Ya Ella misma lo dijo cuando, al visitar a su prima Isabel, ésta la piropeó al saltar en su vientre el Precursor: “Desde ahora me felicitarán todas la generaciones, porque el Poderoso ha hecho obras grandes por mí”.

Eso es lo que se representa en la escena del fondo: un grupo de siete nazarenos porta gallardamente el Simpecado de la Hermandad, insignia que, Junto a la Bandera Concepcionista, anuncia este Misterio. Tras ellos, parece vislumbrarse una luz, quizá como si el paso de Nuestra Señora, con su candelería  encendida, perfumado de flores y  rodeado de una nube de incienso, acaso se dispusiera en un futurible Lunes Santo, a realizar su Salida Procesional por las calles de nuestra Ciudad.
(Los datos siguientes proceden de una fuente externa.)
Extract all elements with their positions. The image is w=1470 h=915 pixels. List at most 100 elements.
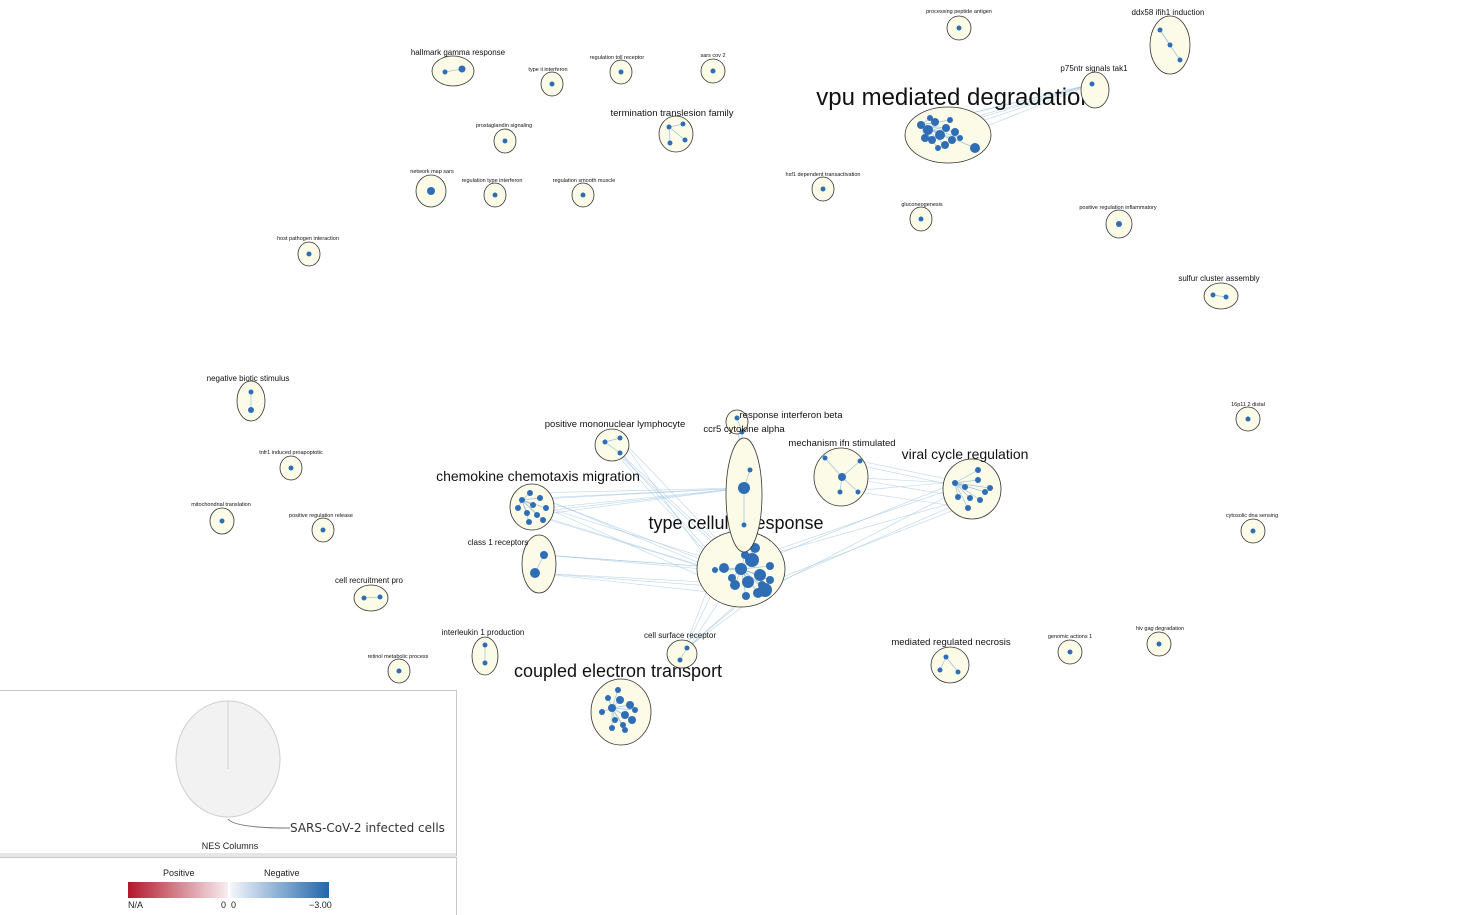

Aunque eso será, como se suele decir, cuando Ella quiera.

Soñemos, Hermanos, como ese monaguillo más pequeño, que, de espaldas a nosotros, observa atónito y expectante la escena. Ésta debe ser nuestra actitud al contemplar las cosas de Dios: la de un niño pequeño e inocente que nunca pierde su capacidad de asombro ante tales maravillas. Debemos acoger la venida de la Imagen de Nuestra Señora con esa disposición, la de hijos amorosos que esperan con ansia la llegada de su Madre, que desde ya la quieren y la veneran, que la miman y la invocan, que la obedecen y le rezan, que la observan y la imitan, que se acogen bajo su manto como pequeños polluelos cobijados y amparados por su maternal protección. Que Ella nos bendiga, nos colme de bienes y nos libre de todo mal. Así sea.